O vice-presidente dos Estados Unidos, JD Vance, desembarcou na Suíça para participar de rodadas técnicas de negociação entre Washington e Teerã. Segundo as informações mais recentes, Vance está em Bürgenstock, onde no domingo, 21 de junho, terão início as consultas sobre a implementação do acordo recém-firmado entre os dois países.

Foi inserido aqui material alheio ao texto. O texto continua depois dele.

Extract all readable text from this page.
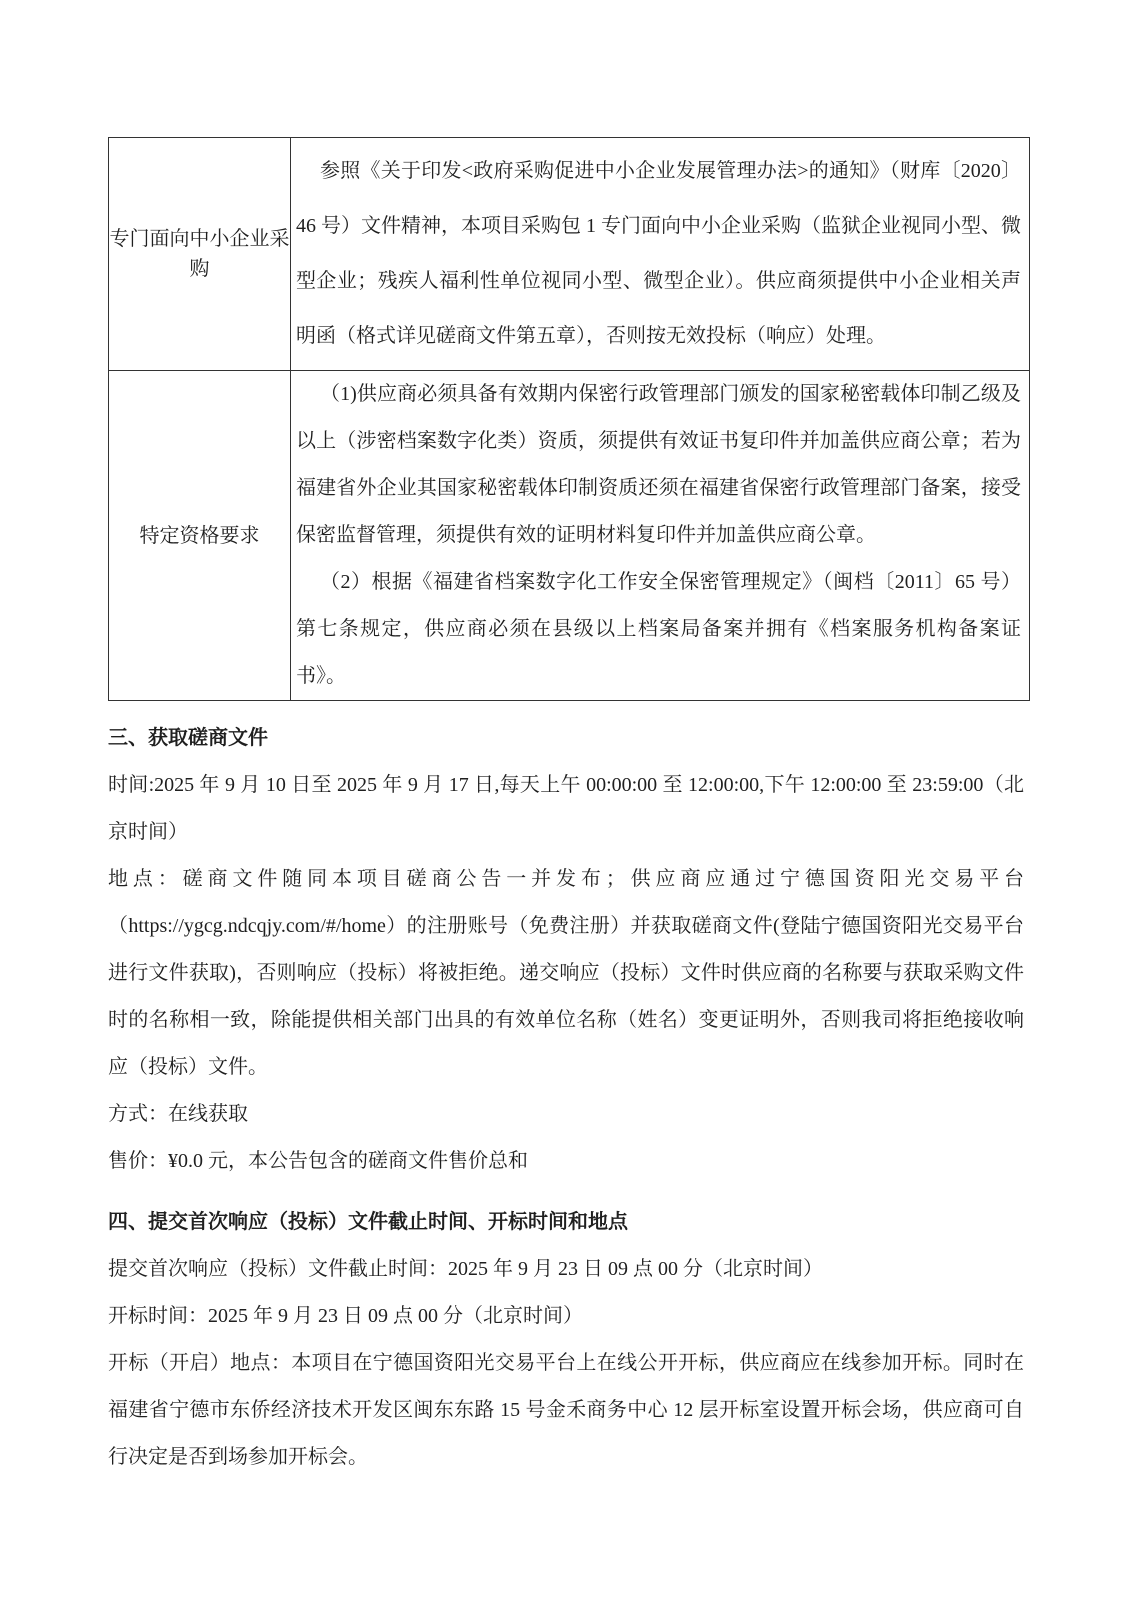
专门面向中小企业采购	参照《关于印发<政府采购促进中小企业发展管理办法>的通知》（财库〔2020〕46 号）文件精神，本项目采购包 1 专门面向中小企业采购（监狱企业视同小型、微型企业；残疾人福利性单位视同小型、微型企业）。供应商须提供中小企业相关声明函（格式详见磋商文件第五章），否则按无效投标（响应）处理。

特定资格要求	（1)供应商必须具备有效期内保密行政管理部门颁发的国家秘密载体印制乙级及以上（涉密档案数字化类）资质，须提供有效证书复印件并加盖供应商公章；若为福建省外企业其国家秘密载体印制资质还须在福建省保密行政管理部门备案，接受保密监督管理，须提供有效的证明材料复印件并加盖供应商公章。

（2）根据《福建省档案数字化工作安全保密管理规定》（闽档〔2011〕65 号）第七条规定，供应商必须在县级以上档案局备案并拥有《档案服务机构备案证书》。

三、获取磋商文件

时间:2025 年 9 月 10 日至 2025 年 9 月 17 日,每天上午 00:00:00 至 12:00:00,下午 12:00:00 至 23:59:00（北京时间）

地点：磋商文件随同本项目磋商公告一并发布；供应商应通过宁德国资阳光交易平台（https://ygcg.ndcqjy.com/#/home）的注册账号（免费注册）并获取磋商文件(登陆宁德国资阳光交易平台进行文件获取)，否则响应（投标）将被拒绝。递交响应（投标）文件时供应商的名称要与获取采购文件时的名称相一致，除能提供相关部门出具的有效单位名称（姓名）变更证明外，否则我司将拒绝接收响应（投标）文件。

方式：在线获取

售价：¥0.0 元，本公告包含的磋商文件售价总和

四、提交首次响应（投标）文件截止时间、开标时间和地点

提交首次响应（投标）文件截止时间：2025 年 9 月 23 日 09 点 00 分（北京时间）

开标时间：2025 年 9 月 23 日 09 点 00 分（北京时间）

开标（开启）地点：本项目在宁德国资阳光交易平台上在线公开开标，供应商应在线参加开标。同时在福建省宁德市东侨经济技术开发区闽东东路 15 号金禾商务中心 12 层开标室设置开标会场，供应商可自行决定是否到场参加开标会。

As discussões contam com a mediação do Paquistão e do Catar. Os temas centrais do debate são o programa nuclear iraniano e o estabelecimento de um cessar-fogo no Líbano. O encontro estava originalmente previsto para 19 de junho, mas acabou adiado em razão do agravamento da situação no sul libanês.
Na véspera da chegada de Vance, o comando militar do Irã anunciou o fechamento do Estreito de Ormuz, uma rota marítima de importância estratégica para o comércio global. Teerã tomou essa decisão em resposta aos contínuos ataques israelenses ao Líbano, que violariam os termos do memorando de entendimento assinado recentemente.
Diante da escalada de tensões, o Congresso e círculos analíticos debatem se o novo pacto entre os EUA e o Irã conseguirá frear a espiral de violência na região. Vance tem reiterado que nenhuma das partes — seja Israel ou o Irã — pode resolver todos os seus problemas exclusivamente por meio de soluções militares. O vice-presidente declarou ainda que, por enquanto, não há confirmações de que o estreito tenha sido efetivamente fechado.
Representantes de ambos os lados ainda mantêm sigilo sobre os pormenores das conversas agendadas. No entanto, o próprio fato da chegada do vice-presidente americano sob condições de altíssima tensão demonstra que Washington empenha-se em encontrar uma saída diplomática para a crise, apesar do ceticismo da liderança israelense e das exigências do Irã quanto ao cumprimento do acordo firmado.